As for avoiding copying, as others have noted:
Most calling conventions deal with "function returning struct" by passing an additional parameter that points the location in the caller's stack frame in which the struct should be placed. This is definitely a matter for the calling convention and not the language.
With this calling convention, it becomes possible for even a relatively simple compiler to notice when a code path is definitely going to return a struct, and for it to fix assignments to that struct's members so that they go directly into the caller's frame and don't have to be copied. The key is for the compiler to notice that all terminating code paths through the function return the same struct variable.
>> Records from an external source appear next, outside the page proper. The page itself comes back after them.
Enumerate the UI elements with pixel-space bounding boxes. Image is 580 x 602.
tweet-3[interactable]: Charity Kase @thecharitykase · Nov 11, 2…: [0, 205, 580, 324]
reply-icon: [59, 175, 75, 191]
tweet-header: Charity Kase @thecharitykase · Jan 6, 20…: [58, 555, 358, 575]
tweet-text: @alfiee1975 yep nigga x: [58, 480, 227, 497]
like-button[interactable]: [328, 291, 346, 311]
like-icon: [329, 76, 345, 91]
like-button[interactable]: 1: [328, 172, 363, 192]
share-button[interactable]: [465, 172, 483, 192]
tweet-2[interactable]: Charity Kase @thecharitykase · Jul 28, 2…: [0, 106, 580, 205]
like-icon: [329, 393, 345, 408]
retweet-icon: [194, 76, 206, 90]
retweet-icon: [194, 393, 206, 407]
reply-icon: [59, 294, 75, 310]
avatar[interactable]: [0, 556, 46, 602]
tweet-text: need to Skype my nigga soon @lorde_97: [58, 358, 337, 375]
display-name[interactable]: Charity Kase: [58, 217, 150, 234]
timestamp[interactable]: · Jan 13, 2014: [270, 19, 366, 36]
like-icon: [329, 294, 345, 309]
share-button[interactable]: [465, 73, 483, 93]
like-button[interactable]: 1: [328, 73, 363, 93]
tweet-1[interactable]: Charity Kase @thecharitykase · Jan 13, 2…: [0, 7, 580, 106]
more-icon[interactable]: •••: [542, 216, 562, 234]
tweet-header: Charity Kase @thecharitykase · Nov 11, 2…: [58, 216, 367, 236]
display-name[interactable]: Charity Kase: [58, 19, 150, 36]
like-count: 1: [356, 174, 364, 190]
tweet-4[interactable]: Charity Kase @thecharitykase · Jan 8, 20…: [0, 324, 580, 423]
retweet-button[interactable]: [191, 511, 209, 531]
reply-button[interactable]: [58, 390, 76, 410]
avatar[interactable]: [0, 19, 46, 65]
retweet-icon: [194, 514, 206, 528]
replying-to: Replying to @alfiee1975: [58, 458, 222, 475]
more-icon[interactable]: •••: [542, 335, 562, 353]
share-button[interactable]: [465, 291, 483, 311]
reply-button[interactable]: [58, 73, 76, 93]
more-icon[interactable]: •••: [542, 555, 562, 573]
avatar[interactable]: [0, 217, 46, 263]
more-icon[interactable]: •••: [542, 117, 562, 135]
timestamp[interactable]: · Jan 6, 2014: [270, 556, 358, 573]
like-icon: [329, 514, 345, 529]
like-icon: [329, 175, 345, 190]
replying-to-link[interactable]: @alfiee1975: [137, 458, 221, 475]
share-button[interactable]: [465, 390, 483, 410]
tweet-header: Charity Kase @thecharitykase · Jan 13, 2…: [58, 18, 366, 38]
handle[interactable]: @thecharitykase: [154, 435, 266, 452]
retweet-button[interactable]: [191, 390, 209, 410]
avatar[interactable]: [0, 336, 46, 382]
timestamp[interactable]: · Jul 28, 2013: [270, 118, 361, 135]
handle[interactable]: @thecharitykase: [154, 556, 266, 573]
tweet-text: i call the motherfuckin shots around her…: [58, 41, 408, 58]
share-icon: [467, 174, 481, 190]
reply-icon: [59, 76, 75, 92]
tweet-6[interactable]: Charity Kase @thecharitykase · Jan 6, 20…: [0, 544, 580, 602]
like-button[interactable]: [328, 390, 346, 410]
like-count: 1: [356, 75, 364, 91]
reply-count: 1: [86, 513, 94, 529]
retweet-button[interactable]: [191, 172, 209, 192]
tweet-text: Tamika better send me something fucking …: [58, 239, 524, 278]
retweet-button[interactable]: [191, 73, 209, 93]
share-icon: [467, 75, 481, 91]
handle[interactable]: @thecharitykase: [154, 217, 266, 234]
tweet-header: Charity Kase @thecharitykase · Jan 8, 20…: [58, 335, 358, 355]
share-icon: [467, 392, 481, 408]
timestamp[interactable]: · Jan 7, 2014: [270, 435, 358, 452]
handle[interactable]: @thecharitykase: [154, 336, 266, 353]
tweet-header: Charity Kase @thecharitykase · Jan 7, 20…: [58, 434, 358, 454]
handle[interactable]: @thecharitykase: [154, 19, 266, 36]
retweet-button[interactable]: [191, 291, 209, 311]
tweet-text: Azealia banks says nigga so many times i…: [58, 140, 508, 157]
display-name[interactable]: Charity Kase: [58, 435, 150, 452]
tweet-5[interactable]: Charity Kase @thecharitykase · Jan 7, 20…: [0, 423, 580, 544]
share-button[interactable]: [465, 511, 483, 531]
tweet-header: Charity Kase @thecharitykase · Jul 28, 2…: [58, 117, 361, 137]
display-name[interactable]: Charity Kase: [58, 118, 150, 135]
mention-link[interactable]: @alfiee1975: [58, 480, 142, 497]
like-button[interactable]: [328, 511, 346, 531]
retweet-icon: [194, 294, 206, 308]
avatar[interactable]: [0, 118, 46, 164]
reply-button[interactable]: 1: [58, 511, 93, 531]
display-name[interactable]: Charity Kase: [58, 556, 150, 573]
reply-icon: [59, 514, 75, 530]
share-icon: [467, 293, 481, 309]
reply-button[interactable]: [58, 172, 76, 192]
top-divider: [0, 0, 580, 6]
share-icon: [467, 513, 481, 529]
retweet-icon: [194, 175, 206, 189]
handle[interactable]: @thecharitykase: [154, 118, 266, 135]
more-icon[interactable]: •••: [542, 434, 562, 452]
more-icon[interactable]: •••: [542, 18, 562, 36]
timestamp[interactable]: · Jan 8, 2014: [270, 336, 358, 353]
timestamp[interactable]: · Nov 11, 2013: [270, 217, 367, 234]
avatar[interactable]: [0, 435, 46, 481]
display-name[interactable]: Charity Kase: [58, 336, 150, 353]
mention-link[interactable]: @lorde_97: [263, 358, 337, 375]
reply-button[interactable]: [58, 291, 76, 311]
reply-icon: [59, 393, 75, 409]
If that's the case, the compiler can safely use the space in the caller's frame, eliminating the need for a copy at the point of return.
There are many examples given, but basically
This question does not have any definite answer. it will depend on the compiler.
C does not specify how large structs are returned from a function.
Here's some tests for one particular compiler, gcc 4.1.2 on x86 RHEL 5.4
gcc trivial case, no copying
[00:05:21 1 ~] $ gcc -O2 -S -c t.c
[00:05:23 1 ~] $ cat t.s
.file "t.c"
.text
.p2align 4,,15
.globl createData
.type createData, #function
createData:
pushl %ebp
movl %esp, %ebp
movl 8(%ebp), %eax
movl $1, 24(%eax)
popl %ebp
ret $4
.size createData, .-createData
.ident "GCC: (GNU) 4.1.2 20080704 (Red Hat 4.1.2-46)"
.section .note.GNU-stack,"",#progbits
gcc more realistic case , allocate on stack, memcpy to caller
#include <stdlib.h>
struct Data {
unsigned values[256];
};
struct Data createData()
{
struct Data data;
int i;
for(i = 0; i < 256 ; i++)
data.values[i] = rand();
return data;
}
[00:06:08 1 ~] $ gcc -O2 -S -c t.c
[00:06:10 1 ~] $ cat t.s
.file "t.c"
.text
.p2align 4,,15
.globl createData
.type createData, #function
createData:
pushl %ebp
movl %esp, %ebp
pushl %edi
pushl %esi
pushl %ebx
movl $1, %ebx
subl $1036, %esp
movl 8(%ebp), %edi
leal -1036(%ebp), %esi
.p2align 4,,7
.L2:
call rand
movl %eax, -4(%esi,%ebx,4)
addl $1, %ebx
cmpl $257, %ebx
jne .L2
movl %esi, 4(%esp)
movl %edi, (%esp)
movl $1024, 8(%esp)
call memcpy
addl $1036, %esp
movl %edi, %eax
popl %ebx
popl %esi
popl %edi
popl %ebp
ret $4
.size createData, .-createData
.ident "GCC: (GNU) 4.1.2 20080704 (Red Hat 4.1.2-46)"
.section .note.GNU-stack,"",#progbits
gcc 4.4.2### has grown a lot, and does not copy for the above non-trivial case.
.file "t.c"
.text
.p2align 4,,15
.globl createData
.type createData, #function
createData:
pushl %ebp
movl %esp, %ebp
pushl %edi
pushl %esi
pushl %ebx
movl $1, %ebx
subl $1036, %esp
movl 8(%ebp), %edi
leal -1036(%ebp), %esi
.p2align 4,,7
.L2:
call rand
movl %eax, -4(%esi,%ebx,4)
addl $1, %ebx
cmpl $257, %ebx
jne .L2
movl %esi, 4(%esp)
movl %edi, (%esp)
movl $1024, 8(%esp)
call memcpy
addl $1036, %esp
movl %edi, %eax
popl %ebx
popl %esi
popl %edi
popl %ebp
ret $4
.size createData, .-createData
.ident "GCC: (GNU) 4.1.2 20080704 (Red Hat 4.1.2-46)"
.section .note.GNU-stack,"",#progbits
In addition, VS2008 (compiled the above as C) will reserve struct Data on the stack of createData() and do a rep movsd loop to copy it back to the caller in Debug mode, in Release mode it will move the return value of rand() (%eax) directly back to the caller
typedef struct {
unsigned value[256];
} Data;
Data createData(void) {
Data r;
calcualte(&r);
return r;
}
Data d = createData();
msvc(6,8,9) and gcc mingw(3.4.5,4.4.0) will generate code like the following pseudocode
void createData(Data* r) {
calculate(&r)
}
Data d;
createData(&d);
gcc on linux will issue a memcpy() to copy the struct back on the stack of the caller. If the function has internal linkage, more optimizations become available though.